Avec le retour sur scène de Miranda Sex Garden le Carnaval des âmes a repris vie au Botanique face à un public qui n’a pas oublié

Après plus de vingt ans d’interruption de carrière Miranda Sex Garden revient aujourd’hui dans la lumière. Suite à un concert londonien sold out en 2022 le band a repris la route en 2023 et promet des nouveaux titres pour 2024. MSG était en concert il y a peu au Botanique et s’est rappelé avec talent à nos bons souvenirs.

En hors d’oeuvre, pour lancer la soirée, l’affiche proposait Bleedingblackwood, le projet étonnant de Timo C. Engel.

Avec sa voix haut perchée, ce colosse impressionne, tout en douceur, en nous faisant plonger dans son univers composé d’hymnes atmosphériques.
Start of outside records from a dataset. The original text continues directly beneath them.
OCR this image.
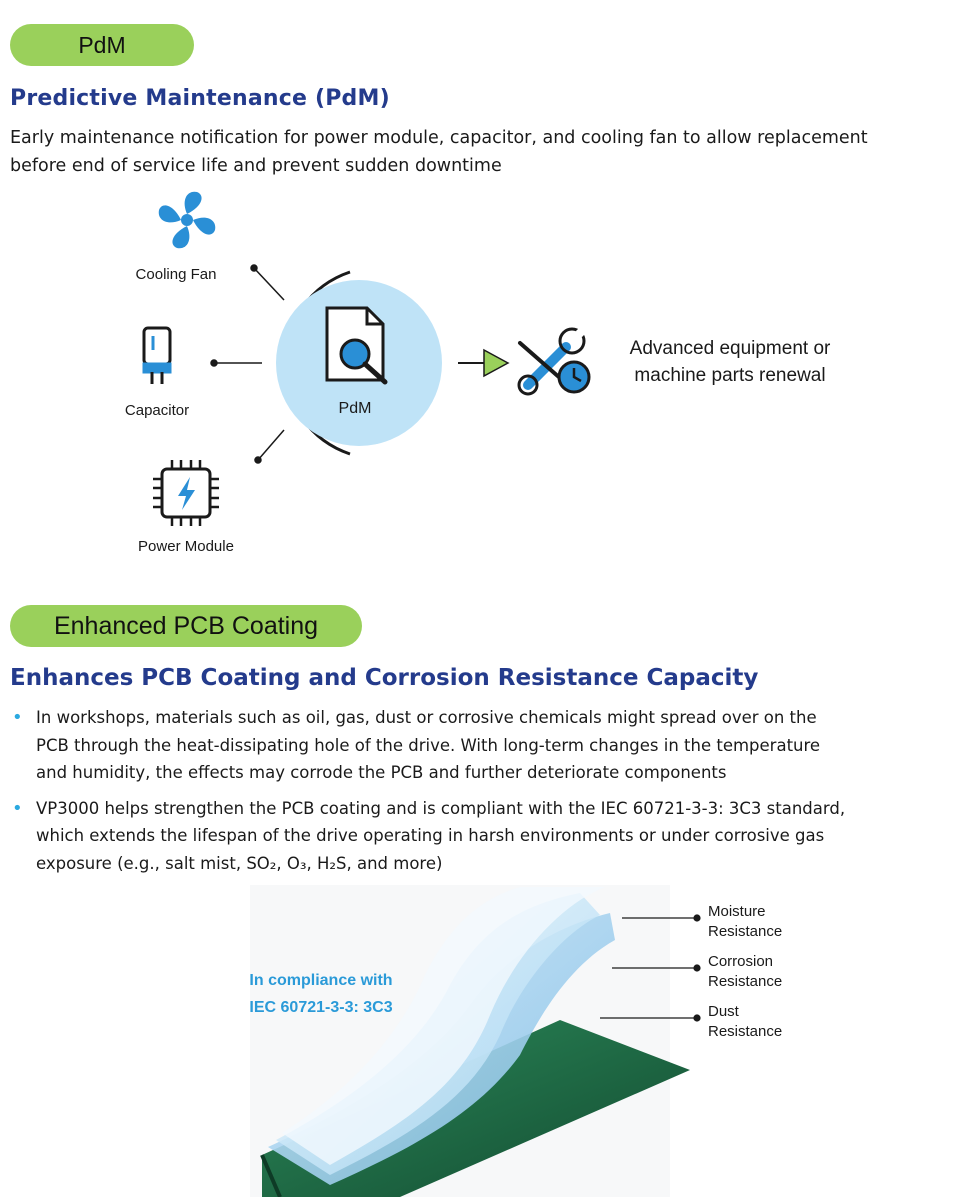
PdM
Predictive Maintenance (PdM)
Early maintenance notification for power module, capacitor, and cooling fan to allow replacement
before end of service life and prevent sudden downtime
Cooling Fan
Capacitor
Power Module
PdM
Advanced equipment or
machine parts renewal
Enhanced PCB Coating
Enhances PCB Coating and Corrosion Resistance Capacity
• In workshops, materials such as oil, gas, dust or corrosive chemicals might spread over on the
PCB through the heat-dissipating hole of the drive. With long-term changes in the temperature
and humidity, the effects may corrode the PCB and further deteriorate components
• VP3000 helps strengthen the PCB coating and is compliant with the IEC 60721-3-3: 3C3 standard,
which extends the lifespan of the drive operating in harsh environments or under corrosive gas
exposure (e.g., salt mist, SO₂, O₃, H₂S, and more)
In compliance with
IEC 60721-3-3: 3C3
Moisture
Resistance
Corrosion
Resistance
Dust
Resistance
En toute simplicité, armé juste de sa guitare ou assis aux claviers, l’homme à la voix d’ange, reprend  du Henry Purcell avec Dido’s Lament et nous subjugue avec des chansons aériennes aux orchestrations minimalistes extraites de son dernier album (If You See The Sky) You’re Almost There.

Passé l’étonnement d’un début de set inattendu, on tombe sous le charme de cet artiste qui mérite incontestablement d’être découvert et dont je suivrai dorénavant le parcours avec grand intérêt.

Deuxième support act de la soirée, Veda.

Duo acoustique formé autour de Dominique Van CappellenVeda propose un univers sonore à la fois sombre et délicat autour de l’héritage du roman Mildred Pierce de l’auteur James M. Cain.

Personnellement je n’ai pas vraiment été touché par cet univers, je laisse donc ça aux afficionados de ce genre de complaintes noires et répétitives en guitare voix. Tous les goûts sont dans la nature, bien heureusement.

Mais venons-en au groupe phare de la soirée: Miranda Sex Garden

Le combo qui a vu le jour en 1990, propose une musique dans la tradition madrigal, aux influences gothiques éthérées et dark wave. Avec leur premier album Madra , chanté a cappella et sorti sur Mute Records, ils atteignent alors le sommet des charts.

Durant les nineties , leur musique devient plus sophistiquée et plus rock et ils tourneront avec des groupes confirmés comme Depeche Mode, Nick Cave & The Bad Seeds, Hole ou Einstürzende Neubauten.

En 2000, après la sortie de leur cinquième opus Carnival of Souls, qui fut un beau succès populaire et critique, le groupe décide néanmoins d’arrêter les frais.

Aujourd’hui , toujours drivé par la sensuelle Katharine Blake, et dans un un line up remanié où l’on retrouve Trevor Sharpe ( batterie), Teresa Casella ( basse) , Bev Lee Harling (violon) , Kavus Torabi (guitare)  et Justine Armatage (claviers),  les britanniques sont de retour sur le circuit et enchaînent une belle série de concerts en Angleterre, en Hollande et en Belgique.

Ce soir là, dans la salle du Witloof Bar, désormais équipée d’une scène centrale sensée offrir une meilleure vision au public, mais qui pose de gros problèmes aux photographes qui ne savent pas trop où se placer pour tirer de beaux clichés sans gêner un public lui aussi un peu perdu, car incapable dans cette configuration de bien profiter d’une bonne vision du band.

Personnellement j’ai vu le dos de la chanteuse durant 80% du show, les musiciens étant obligés de jouer quasi en cercle et en se faisant face. Bref, un mieux pour un pire, mais ceci dit l’idée du remaniement de la salle part d’une bonne intention.

Au niveau de la setlist nous avons eu droit à 16 titres pour environ 1h20 de concert, parmi lesquels on peut citer entre autres Peep Show, Sleeping Beauty, Broken Glass, Are You The One?, Ever & Ever, Tonight, l’instrumental Escape From Kilburn, The Promise, Cut, Velventine ( le nouveau single),  Fairytale About Slavery et Wheel.

Toujours performante au niveau de sa voix, Katharine changera de tenue durant le show offrant toujours une image sexy et sensuelle à son public.

Mention spéciale à la violoniste aux pieds nus Bev Lee Harling qui apporte un véritable plus à ce line up particulièrement efficace.

Ce concert fut une vraie réussite, malgré quelques difficultés de placement de ci de là pour les musiciens, et quelques soucis avec des câbles rebelles dû au peu de place qu’ils avaient pour évoluer sur scène.

Il ne reste plus maintenant à Miranda Sex Garden qu’à nous livrer un nouvel album au moins aussi emballant que Carnival of Souls, afin de continuer à faire vivre la légende.

Et au vu de ce qui nous a été  donné de vivre ce soir, personnellement j’y crois.